Esperava mais sangue desse novo filme de Tarantino, esperava que os nazistas fossem assassinados aos montes, pensei que o diretor que ama a violência em filmes iria pintar e bordar, afinal, nazistas são despresíveis, Tarantino tinha verdadeiros zumbis de carne e osso, ele cavou esse espaço e agora poderia brincar com a estética da violência. Me enganei, embora a violência e o sadismo estejam presente em boa parte do filme, o diretor amadureceu, e esse amadurecimento resultou em seu filme definitivo, onde a violência pode até ser um atrativo, mas o personagem principal é a narrativa, um diretor dominando o estilo que ele mesmo criou e explorando-o sabiamente de todas as maneiras, a violência perde o posto de personagem principal dando lugar a variações do diretor.

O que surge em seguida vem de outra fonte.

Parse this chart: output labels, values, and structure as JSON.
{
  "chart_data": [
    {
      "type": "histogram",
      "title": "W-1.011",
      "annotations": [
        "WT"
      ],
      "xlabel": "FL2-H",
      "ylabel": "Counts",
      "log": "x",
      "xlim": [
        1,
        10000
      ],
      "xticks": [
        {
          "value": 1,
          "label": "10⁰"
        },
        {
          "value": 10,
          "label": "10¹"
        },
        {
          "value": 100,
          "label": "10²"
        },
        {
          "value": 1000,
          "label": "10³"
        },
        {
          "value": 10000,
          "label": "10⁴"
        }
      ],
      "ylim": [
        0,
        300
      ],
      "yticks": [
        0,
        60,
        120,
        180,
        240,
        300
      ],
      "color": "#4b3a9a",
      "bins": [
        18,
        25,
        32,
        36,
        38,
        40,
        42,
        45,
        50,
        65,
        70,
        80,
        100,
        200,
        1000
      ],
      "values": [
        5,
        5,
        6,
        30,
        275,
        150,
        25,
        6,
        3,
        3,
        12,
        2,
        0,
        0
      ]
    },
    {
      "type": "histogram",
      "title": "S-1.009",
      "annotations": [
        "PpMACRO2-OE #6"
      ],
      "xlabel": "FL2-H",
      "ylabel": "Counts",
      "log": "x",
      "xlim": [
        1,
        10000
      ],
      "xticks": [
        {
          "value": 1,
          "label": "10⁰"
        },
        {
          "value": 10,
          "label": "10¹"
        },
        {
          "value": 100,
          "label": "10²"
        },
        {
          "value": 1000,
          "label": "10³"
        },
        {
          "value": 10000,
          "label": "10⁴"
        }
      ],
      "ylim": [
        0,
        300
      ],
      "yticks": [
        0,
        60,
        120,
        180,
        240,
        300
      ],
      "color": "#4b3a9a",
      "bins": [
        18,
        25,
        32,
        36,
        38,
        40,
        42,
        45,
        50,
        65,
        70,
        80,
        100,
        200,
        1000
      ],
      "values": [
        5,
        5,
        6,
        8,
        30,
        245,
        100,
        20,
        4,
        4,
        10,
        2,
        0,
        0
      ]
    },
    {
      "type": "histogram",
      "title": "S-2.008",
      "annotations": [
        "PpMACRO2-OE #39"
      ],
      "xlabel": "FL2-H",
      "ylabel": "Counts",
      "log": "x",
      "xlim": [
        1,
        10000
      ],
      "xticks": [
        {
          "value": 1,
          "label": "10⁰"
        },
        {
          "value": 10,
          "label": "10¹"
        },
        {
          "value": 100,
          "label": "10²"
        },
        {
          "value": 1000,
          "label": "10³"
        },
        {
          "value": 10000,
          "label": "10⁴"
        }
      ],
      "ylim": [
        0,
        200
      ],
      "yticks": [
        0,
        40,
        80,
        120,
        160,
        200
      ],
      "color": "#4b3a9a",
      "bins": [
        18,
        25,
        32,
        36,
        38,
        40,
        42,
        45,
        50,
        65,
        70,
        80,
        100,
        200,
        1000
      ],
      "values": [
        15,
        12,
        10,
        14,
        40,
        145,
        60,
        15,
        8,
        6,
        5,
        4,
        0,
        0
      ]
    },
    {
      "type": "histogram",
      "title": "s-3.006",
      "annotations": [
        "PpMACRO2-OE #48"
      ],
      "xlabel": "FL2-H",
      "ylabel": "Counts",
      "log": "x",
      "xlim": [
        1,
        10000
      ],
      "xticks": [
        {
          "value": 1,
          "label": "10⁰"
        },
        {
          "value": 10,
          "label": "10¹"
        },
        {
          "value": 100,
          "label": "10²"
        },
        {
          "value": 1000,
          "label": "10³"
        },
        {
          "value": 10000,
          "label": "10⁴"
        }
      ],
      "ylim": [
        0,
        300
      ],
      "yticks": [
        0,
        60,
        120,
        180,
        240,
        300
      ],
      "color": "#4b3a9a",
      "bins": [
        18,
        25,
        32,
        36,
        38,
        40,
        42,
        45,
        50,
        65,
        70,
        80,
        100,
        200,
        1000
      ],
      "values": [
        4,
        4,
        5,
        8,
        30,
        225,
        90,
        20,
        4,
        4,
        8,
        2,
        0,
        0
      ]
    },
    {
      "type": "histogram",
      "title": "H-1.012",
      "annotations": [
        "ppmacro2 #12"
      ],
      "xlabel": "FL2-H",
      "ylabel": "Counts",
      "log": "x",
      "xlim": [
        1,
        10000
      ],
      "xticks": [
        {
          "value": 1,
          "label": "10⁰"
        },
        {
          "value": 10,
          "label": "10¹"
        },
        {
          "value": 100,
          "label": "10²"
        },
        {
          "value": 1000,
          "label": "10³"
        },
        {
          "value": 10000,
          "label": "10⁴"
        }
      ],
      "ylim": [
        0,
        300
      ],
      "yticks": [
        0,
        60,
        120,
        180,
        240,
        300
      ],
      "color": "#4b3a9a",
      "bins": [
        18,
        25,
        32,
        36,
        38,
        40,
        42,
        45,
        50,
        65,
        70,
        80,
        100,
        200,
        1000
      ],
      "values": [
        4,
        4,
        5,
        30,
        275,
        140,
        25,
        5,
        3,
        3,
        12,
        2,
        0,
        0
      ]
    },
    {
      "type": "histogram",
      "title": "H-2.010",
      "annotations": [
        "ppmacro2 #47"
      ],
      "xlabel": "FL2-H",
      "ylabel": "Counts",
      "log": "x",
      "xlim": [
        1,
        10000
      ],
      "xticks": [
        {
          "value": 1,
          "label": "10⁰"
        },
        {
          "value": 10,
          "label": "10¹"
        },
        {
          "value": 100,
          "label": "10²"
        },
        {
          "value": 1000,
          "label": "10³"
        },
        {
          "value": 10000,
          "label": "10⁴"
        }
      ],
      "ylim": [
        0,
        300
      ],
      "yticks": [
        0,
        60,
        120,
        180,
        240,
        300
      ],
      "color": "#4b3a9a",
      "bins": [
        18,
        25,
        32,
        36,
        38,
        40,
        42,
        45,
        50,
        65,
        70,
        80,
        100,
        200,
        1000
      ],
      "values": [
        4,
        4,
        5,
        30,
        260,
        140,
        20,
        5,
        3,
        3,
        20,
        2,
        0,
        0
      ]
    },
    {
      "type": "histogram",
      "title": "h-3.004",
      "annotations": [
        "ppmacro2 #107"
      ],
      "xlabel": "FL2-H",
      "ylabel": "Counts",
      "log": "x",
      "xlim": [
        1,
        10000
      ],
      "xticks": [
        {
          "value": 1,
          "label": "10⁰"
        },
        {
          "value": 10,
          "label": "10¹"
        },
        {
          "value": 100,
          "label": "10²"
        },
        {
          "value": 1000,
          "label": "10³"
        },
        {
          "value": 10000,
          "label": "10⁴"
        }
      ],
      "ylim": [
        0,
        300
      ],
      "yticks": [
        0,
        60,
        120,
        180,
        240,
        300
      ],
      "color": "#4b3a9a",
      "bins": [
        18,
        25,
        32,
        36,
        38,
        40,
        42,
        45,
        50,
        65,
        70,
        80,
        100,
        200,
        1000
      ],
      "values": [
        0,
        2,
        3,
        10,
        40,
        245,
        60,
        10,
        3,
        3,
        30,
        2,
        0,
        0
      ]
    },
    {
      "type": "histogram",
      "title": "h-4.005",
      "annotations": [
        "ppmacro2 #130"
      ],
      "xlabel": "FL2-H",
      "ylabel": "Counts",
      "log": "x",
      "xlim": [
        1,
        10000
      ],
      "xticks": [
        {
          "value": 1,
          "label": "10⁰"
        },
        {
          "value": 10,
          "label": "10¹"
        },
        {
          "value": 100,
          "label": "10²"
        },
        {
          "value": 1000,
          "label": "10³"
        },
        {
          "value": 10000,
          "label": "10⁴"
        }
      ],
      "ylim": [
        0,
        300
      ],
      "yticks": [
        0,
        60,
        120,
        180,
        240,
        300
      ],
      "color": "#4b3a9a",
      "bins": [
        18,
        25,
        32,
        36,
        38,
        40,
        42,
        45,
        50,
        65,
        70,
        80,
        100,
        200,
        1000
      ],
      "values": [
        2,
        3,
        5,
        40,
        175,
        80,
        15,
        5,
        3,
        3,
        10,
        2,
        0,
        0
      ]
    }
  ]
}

Algumas referências, Tarantino ama o cinema de Sergio Leone ele já gritou pra Deus e o mundo que seu filme favorito é Três Homens em Conflito e na brilhante cena inicial o diretor nos remete ao mundo do faroeste, essas cenas são de uma precisão fotográfica tão extraordinária que se pausarmos a cena ela se torna facilmente um quadro depois da beleza arrebatadora muito bem orquestrada é que Tarantino entra em cena, o dialogo que segue tem a sua marca e a tensão dos podres judeus escondidos em baixo do assoalho é pontuada por tal dialogo.
Um corte e agora estamos na "cena 2", outra marca do diretor, a cena além de numerada tem um título, agora estamos com os Bastardos, o grupo nos é apresentado ao mesmo tempo que é apresentado aos reféns nazistas, Tarantino brinca ao fazer tais apresentações e de cara nós dá um personagem daqueles que ficam marcados por um bom tempo, por ser o que é, e pela maneira que é apresentado o "Urso Judeu" que mata seus escalpos nazistas com um taco de beisebol. Um fato interessante que notei, é que a essa altura o filme já havia completado a sua primeira hora, mas minha sensação é de ele estava nos seus primeiros dez minutos e é essa lembrança que fez com que eu julgasse o filme como uma verdadeira obra-prima além dos limites de ser bom ou ruim, é bom ou ruim?
É marcante e divertido, um filme de guerra onde os fatos reais não tem relevância alguma, um filme de 153 minutos que poderia ter tranquilamente quatro horas pelo prazer proporcionado.
Não vou escrever muito sobre a terceira parte, pontuada por mais um bom punhado de diálogos Tarantinescos, onde a vingança (sempre ela)toma forma, toma corpo e toma o filme assim como em Kill Bill o corpo e a forma feminina, a vingança feminina que e´articulada passo a passo não deixando passar nenhum detalhe, valorizando, algo belo e poético que nas mãos do diretor se inserem nesse contexto, nessa guerra escrita e dirigida por um homem onde tudo pode acontecer na próxima cena, até mesmo a morte do mal tal como grosseira e ao mesmo tempo brilhantemente imaginado.